Essa modalidade de intervenção que se tem feito é, por um lado, a mais selvagem possível e, por outro, a mais rentável para os dois setores mais poderosos do império: as finanças e a indústria bélica. Para atacar um país soberano rico em recursos minerais – ou estrategicamente localizado – inicia-se por fomentar revoltas internas que, para qualquer observador atento, não fazem qualquer sentido, dada a desproporção entre a realidade e do que se reclama. Agentes infiltrados dão conta desta tarefa de alimentar com dinheiro e narrativa pronta as revoltas difusas e histéricas.

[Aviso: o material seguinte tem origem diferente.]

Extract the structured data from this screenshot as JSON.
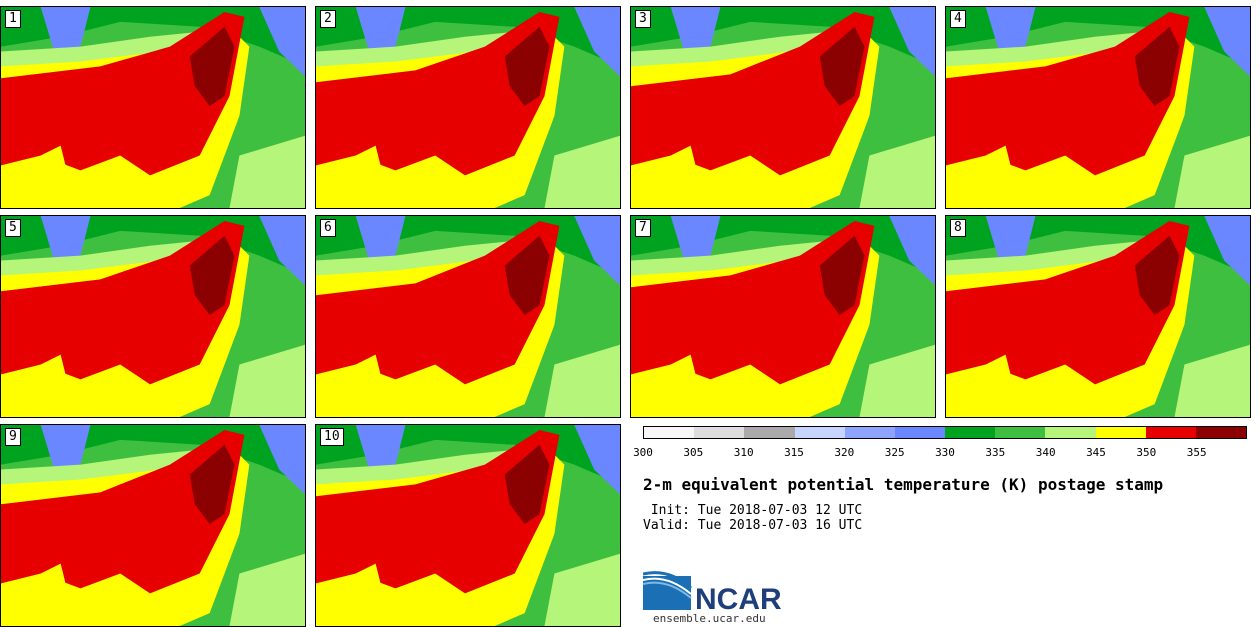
{
  "panels": [
    {
      "label": "1"
    },
    {
      "label": "2"
    },
    {
      "label": "3"
    },
    {
      "label": "4"
    },
    {
      "label": "5"
    },
    {
      "label": "6"
    },
    {
      "label": "7"
    },
    {
      "label": "8"
    },
    {
      "label": "9"
    },
    {
      "label": "10"
    }
  ],
  "colorbar": {
    "colors": [
      "#f7f7f7",
      "#dddddd",
      "#aaaaaa",
      "#c6d4ff",
      "#8ea4ff",
      "#6b87ff",
      "#00a31f",
      "#3fbf3f",
      "#b4f57a",
      "#ffff00",
      "#e60000",
      "#8b0000"
    ],
    "ticks": [
      "300",
      "305",
      "310",
      "315",
      "320",
      "325",
      "330",
      "335",
      "340",
      "345",
      "350",
      "355"
    ]
  },
  "title": "2-m equivalent potential temperature (K) postage stamp",
  "init": " Init: Tue 2018-07-03 12 UTC",
  "valid": "Valid: Tue 2018-07-03 16 UTC",
  "logo_text": "NCAR",
  "url": "ensemble.ucar.edu"
}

Chega-se a um ponto onde as fraturas sociais e de grupos étnicos ou de interesses são irreversíveis. É a fase da guerra civil, aberta ou fragmentada e localizada. Neste ponto, a imprensa corporativa, articulada intimamente aos interesses imperiais, começa a repercutir seletivamente episódios de violência, com mentiras se for necessário. A imprensa corporativa não tem quaisquer escrúpulos em mentir, isto deve ser repetido sempre que possível.

O conflito será alimentado com dinheiro e armas e com mercenários, se for necessário. Nesta altura, as estruturas sociais, estatais e de serviços privados estarão em ruínas, a magnificar a precariedade das vidas das pessoas. Deste ponto em diante, duas opções apresentam-se: 1 – deixar o processo degenerativo seguir adiante com os elementos originais desencadeadores, até que o antes país torne-se um nada; ou 2 – intervir militarmente com o nobre propósito de cessar a carnificina que o próprio interventor criou.

A escolha entre as duas linhas finais de atuação acima mencionadas dependerá de muitas variáveis, mas a mais importante certamente é ter ou não o país alvo grandes riquezas minerais. Caso tenha, é provável que sofra o ataque militar e depois experimente a ocupação por contingentes mercenários. Isto é muito lucrativo para o imperialismo, pois destrói um país e paga a guerra contra ele com os próprios recursos dele.

É algo esplêndido, como um produtor de bens ou serviços conseguir criar a própria demanda, como obrigar o outro a consumir o que não quis a esgotar suas economias. E, depois, ainda se empresta dinheiro a juros para o arruinado reerguer-se um pouco, para arruinar-se novamente mais à frente. Convenhamos, é um negócio muito bom.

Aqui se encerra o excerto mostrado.